I guess I can imagine how the topology can limit expansion after a certain point. What sort of speedup are we talking about though? Say I have some HPC code that takes a week to run on a purpose built supercomputer. If I threw a bunch of servers together, with the appropriate HW to do RDMA or whatever's needed, how much slower are we talking? 10x slowdown? 100x? I realize that's probably wildly under-specified, I'm just trying to get a sense of the scale of the difference.
I'll give a concrete example. Around 2000 I was running molecular dynamics simulations. Goal is to get the longest trajectory you can in a reasonable time. You can add more processors and speed up the simulation, but at some point, adding more processors doesn't speed things up unless you can speed up the network, because there is some computational barrier you can't cross until the network delivers some data to other nodes (btw this is the same as allreduce in horovod).
I had access to the fastest supercomputer at the time (a T3E with 64 nodes) as well as a small linux cluster.

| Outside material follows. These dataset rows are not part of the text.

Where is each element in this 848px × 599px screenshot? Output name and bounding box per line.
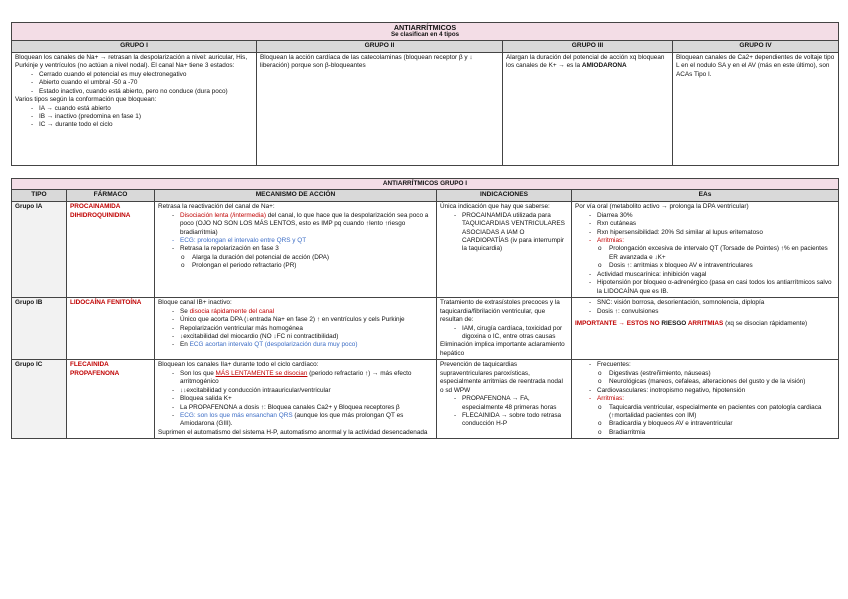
- group-2-header: GRUPO II: [257, 41, 503, 53]
- ea-subitem: o Neurológicas (mareos, cefaleas, alteraciones del gusto y de la visión): [587, 378, 835, 386]
- dissociation-label: Disociación lenta (/intermedia): [180, 211, 266, 219]
- mecanismo-cell: [155, 298, 437, 360]
- amiodarona-label: AMIODARONA: [581, 62, 627, 70]
- tipo-cell: Grupo IA: [12, 202, 67, 298]
- mech-item: - Bloquea salida K+: [170, 395, 433, 403]
- ea-subitem: o Bradiarritmia: [587, 429, 835, 437]
- mech-intro: Bloque canal IB+ inactivo:: [158, 299, 232, 307]
- ea-item: - Rxn hipersensibilidad: 20% Sd similar al lupus eritematoso: [587, 229, 835, 237]
- mech-subitem: o Alarga la duración del potencial de acción (DPA): [170, 254, 433, 262]
- ea-item: - Hipotensión por bloqueo α-adrenérgico (pasa en casi todos los antiarrítmicos salvo la LIDOCAÍNA que es IB.: [587, 279, 835, 296]
- mech-subitem: o Prolongan el periodo refractario (PR): [170, 262, 433, 270]
- important-end: (xq se disocian rápidamente): [723, 320, 808, 328]
- mech-text: del canal, lo que hace que la despolarización sea poco a poco (OJO NO SON LOS MÁS LENTOS, esto es IMP pq cuando ↑lento ↑riesgo bradiarritmia): [180, 211, 429, 236]
- ea-item: - Actividad muscarínica: inhibición vagal: [587, 271, 835, 279]
- ind-item: - PROCAINAMIDA utilizada para TAQUICARDIAS VENTRICULARES ASOCIADAS A IAM O CARDIOPATÍAS (iv para interrumpir la taquicardia): [452, 212, 568, 254]
- mecanismo-cell: [155, 202, 437, 298]
- type-item: - IB → inactivo (predomina en fase 1): [29, 113, 253, 121]
- group-4-cell: [673, 52, 839, 165]
- row-ia: [12, 202, 839, 298]
- mecanismo-cell: [155, 360, 437, 439]
- mech-intro: Bloquean los canales IIa+ durante todo el ciclo cardíaco:: [158, 361, 319, 369]
- group-3-text: Alargan la duración del potencial de acción xq bloquean los canales de K+ → es la: [506, 53, 665, 70]
- group-3-header: GRUPO III: [503, 41, 673, 53]
- mech-item: - Repolarización ventricular más homogénea: [170, 325, 433, 333]
- important-label: IMPORTANTE → ESTOS: [575, 320, 651, 328]
- detail-title: ANTIARRÍTMICOS GRUPO I: [12, 179, 839, 190]
- mech-text: Son los que: [180, 369, 216, 377]
- indicaciones-cell: [437, 360, 572, 439]
- ea-subitem: o Bradicardia y bloqueos AV e intraventricular: [587, 420, 835, 428]
- detail-table: [11, 178, 839, 439]
- summary-title: ANTIARRÍTMICOS: [393, 23, 457, 32]
- ecg-label: ECG acortan intervalo QT (despolarización dura muy poco): [189, 341, 358, 349]
- ea-item: - Rxn cutáneas: [587, 220, 835, 228]
- ind-item: - IAM, cirugía cardíaca, toxicidad por digoxina o IC, entre otras causas: [452, 325, 568, 342]
- tipo-cell: Grupo IB: [12, 298, 67, 360]
- mech-item: - ↓↓excitabilidad y conducción intraauricular/ventricular: [170, 387, 433, 395]
- group-2-text: Bloquean la acción cardíaca de las catecolaminas (bloquean receptor β y ↓ liberación) porque son β-bloqueantes: [260, 53, 473, 70]
- group-4-header: GRUPO IV: [673, 41, 839, 53]
- mech-text: En: [180, 341, 190, 349]
- ea-item: - Dosis ↑: convulsiones: [587, 308, 835, 316]
- eas-cell: [572, 360, 839, 439]
- group-1-intro: Bloquean los canales de Na+ → retrasan la despolarización a nivel: auricular, His, Purkinje y ventrículos (no actúan a nivel nodal). El canal Na+ tiene 3 estados:: [15, 53, 248, 70]
- ind-intro: Tratamiento de extrasístoles precoces y la taquicardia/fibrilación ventricular, que resultan de:: [440, 299, 560, 324]
- ea-subitem: o Taquicardia ventricular, especialmente en pacientes con patología cardiaca (↑mortalidad pacientes con IM): [587, 404, 835, 421]
- ea-item: - Frecuentes:: [587, 361, 835, 369]
- summary-table: [11, 22, 839, 166]
- mech-item: - ↓excitabilidad del miocardio (NO ↓FC ni contractibilidad): [170, 333, 433, 341]
- tipo-cell: Grupo IC: [12, 360, 67, 439]
- header-mecanismo: MECANISMO DE ACCIÓN: [155, 190, 437, 202]
- dissociation-label: MÁS LENTAMENTE se disocian: [215, 369, 308, 377]
- mech-item: [170, 308, 433, 316]
- state-item: - Abierto cuando el umbral -50 a -70: [29, 79, 253, 87]
- header-farmaco: FÁRMACO: [67, 190, 155, 202]
- ea-item: - SNC: visión borrosa, desorientación, somnolencia, diplopía: [587, 299, 835, 307]
- types-intro: Varios tipos según la conformación que bloquean:: [15, 96, 157, 104]
- eas-cell: [572, 202, 839, 298]
- row-ib: [12, 298, 839, 360]
- mech-item: [170, 370, 433, 387]
- eas-intro: Por vía oral (metabolito activo → prolonga la DPA ventricular): [575, 203, 749, 211]
- mech-text: (aunque los que más prolongan QT es Amiodarona (GIII).: [180, 412, 404, 428]
- mech-text: (periodo refractario ↑) → más efecto arritmogénico: [180, 369, 412, 386]
- header-indicaciones: INDICACIONES: [437, 190, 572, 202]
- ind-end: Eliminación implica importante aclaramiento hepático: [440, 341, 565, 357]
- mech-text: Se: [180, 307, 190, 315]
- ea-subitem: o Digestivas (estreñimiento, náuseas): [587, 370, 835, 378]
- ea-arritmias: - Arritmias:: [587, 237, 835, 245]
- mech-end: Suprimen el automatismo del sistema H-P, automatismo anormal y la actividad desencadenada: [158, 428, 428, 436]
- important-no: NO: [650, 320, 660, 328]
- ea-subitem: o Dosis ↑: arritmias x bloqueo AV e intraventriculares: [587, 262, 835, 270]
- summary-subtitle: Se clasifican en 4 tipos: [390, 31, 460, 39]
- group-1-header: GRUPO I: [12, 41, 257, 53]
- group-1-cell: [12, 52, 257, 165]
- mech-intro: Retrasa la reactivación del canal de Na+:: [158, 203, 275, 211]
- ea-item: - Diarrea 30%: [587, 212, 835, 220]
- indicaciones-cell: [437, 202, 572, 298]
- state-item: - Cerrado cuando el potencial es muy electronegativo: [29, 71, 253, 79]
- ea-arritmias: - Arritmias:: [587, 395, 835, 403]
- farmaco-cell: PROCAINAMIDA DIHIDROQUINIDINA: [67, 202, 155, 298]
- type-item: - IA → cuando está abierto: [29, 105, 253, 113]
- important-mid: RIESGO: [659, 320, 688, 328]
- type-item: - IC → durante todo el ciclo: [29, 121, 253, 129]
- mech-item: - La PROPAFENONA a dosis ↑: Bloquea canales Ca2+ y Bloquea receptores β: [170, 404, 433, 412]
- farmaco-cell: FLECAINIDA PROPAFENONA: [67, 360, 155, 439]
- mech-ecg: [170, 412, 433, 429]
- header-tipo: TIPO: [12, 190, 67, 202]
- ind-item: - FLECAINIDA → sobre todo retrasa conducción H-P: [452, 412, 568, 429]
- group-3-cell: [503, 52, 673, 165]
- dissociation-label: disocia rápidamente del canal: [189, 307, 275, 315]
- mech-item: - Único que acorta DPA (↓entrada Na+ en fase 2) ↑ en ventrículos y cels Purkinje: [170, 316, 433, 324]
- ea-subitem: o Prolongación excesiva de intervalo QT (Torsade de Pointes) ↑% en pacientes ER avanzada e ↓K+: [587, 245, 835, 262]
- mech-item: [170, 212, 433, 237]
- mech-item: - Retrasa la repolarización en fase 3: [170, 245, 433, 253]
- ea-item: - Cardiovasculares: inotropismo negativo, hipotensión: [587, 387, 835, 395]
- eas-cell: [572, 298, 839, 360]
- row-ic: [12, 360, 839, 439]
- ecg-label: ECG: son los que más ensanchan QRS: [180, 412, 293, 420]
- header-eas: EAs: [572, 190, 839, 202]
- important-note: [575, 320, 835, 328]
- summary-header: [12, 23, 839, 41]
- mech-ecg: - ECG: prolongan el intervalo entre QRS y QT: [170, 237, 433, 245]
- group-2-cell: [257, 52, 503, 165]
- indicaciones-cell: [437, 298, 572, 360]
- important-arritmias: ARRITMIAS: [687, 320, 724, 328]
- farmaco-cell: LIDOCAÍNA FENITOÍNA: [67, 298, 155, 360]
- group-4-text: Bloquean canales de Ca2+ dependientes de voltaje tipo L en el nodulo SA y en el AV (más en este último), son ACAs Tipo I.: [676, 53, 835, 78]
- mech-ecg: [170, 341, 433, 349]
- state-item: - Estado inactivo, cuando está abierto, pero no conduce (dura poco): [29, 88, 253, 96]
- ind-item: - PROPAFENONA → FA, especialmente 48 primeras horas: [452, 395, 568, 412]
- ind-intro: Única indicación que hay que saberse:: [440, 203, 550, 211]
- ind-intro: Prevención de taquicardias supraventriculares paroxísticas, especialmente arritmias de reentrada nodal o sd WPW: [440, 361, 563, 394]
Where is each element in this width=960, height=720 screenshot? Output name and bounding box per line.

The speedups I saw on the super computer were: 60X for 64 nodes. The speedups I saw on my linux cluster were: 4X for 8 nodes. All the problems were due to the slow network (10Mbit ethernet with TCP) and congestion (allreduce hammers the network). However, I didn't have to wait a week for my job to start running, and I could add more nodes and run different jobs in parallel.
I concluded that, unless I had an MD jhob that couldn't fit in the linux cluster, it was always better to use the linux cluster instead of the supercomputer.
It really depends a lot on the simulation and how much you can adjust your system to run faster on smaller machines.